The town’s facility has been overwhelmed by the volume of waste from Mountaire. Their Siler City slaughterhouse is one of the nation’s largest, sending more than a million gallons of effluent a day to the town’s sewage plant. Regularly failing to meet state pollution control requirements, the sewage facility fouls the receiving stream and the Rocky River downstream. Since the slaughterhouse re-opened, the treatment facility has incurred 80 notices of violation and over $110,000 in fines.

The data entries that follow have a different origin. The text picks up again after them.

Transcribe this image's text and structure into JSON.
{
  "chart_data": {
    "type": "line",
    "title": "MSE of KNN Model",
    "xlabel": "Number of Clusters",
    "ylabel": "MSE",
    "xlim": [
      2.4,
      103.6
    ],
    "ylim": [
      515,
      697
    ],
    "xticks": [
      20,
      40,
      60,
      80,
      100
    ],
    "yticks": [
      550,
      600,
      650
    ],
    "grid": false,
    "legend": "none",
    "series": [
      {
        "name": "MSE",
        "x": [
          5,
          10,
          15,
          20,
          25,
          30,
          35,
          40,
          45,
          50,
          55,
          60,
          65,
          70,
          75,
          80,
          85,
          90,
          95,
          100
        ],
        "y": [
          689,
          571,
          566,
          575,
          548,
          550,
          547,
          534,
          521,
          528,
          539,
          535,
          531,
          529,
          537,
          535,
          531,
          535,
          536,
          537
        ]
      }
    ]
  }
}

It is under state orders to shape up, and in the meantime cannot accept any new customer connections.

Both the town and the slaughterhouse deny any connection to the mystery dumps of chicken guts.

The town/company interplay is a typical economic mismatch, with the small town unwilling or unable to require the large corporation’s plant to control the problems created by its huge effluent load. Instead, the environment and downstream neighbors pay the price of pollution.

From Siler City, next look west into the urban heart of the City of Winston-Salem. There, an 80,000-gallon spill of raw sewage last week entered a small stream over the course of 31 hours. The contaminated stream flows behind mostly Black, and mostly poor urban neighborhoods before winding its way through the heart of a heavily-used city park and between an elementary school and its playground. The spill took place last Tuesday, and as of Friday no local environmental alert to impacted neighborhoods had been issued. 

A contractor for the city/county utility system made an error which led directly to this spill. In the process of systemwide improvement work, the contractor erroneously redirected sewage flow into an abandoned section of piping. From there, it spilled out into the stream. 

The subsequent failure to promptly notify impacted neighborhoods and park users about the spill is especially troubling in light of the high volume of waste dumped into a small stream where children could be exposed to high levels of harmful bacteria. The spill was more than 80 times the threshold for mandatory news media notification. The incident is under state environmental review now.

These situations are far from unique, and serve as timely reminders of the scope of the continuing problem. Low-income communities and communities of color, both urban and rural, are disproportionately impacted by both routine permitted pollution discharges and by illegal spills and discharges. Correcting this systemic injustice has rightly become a priority of the citizen environmental movement.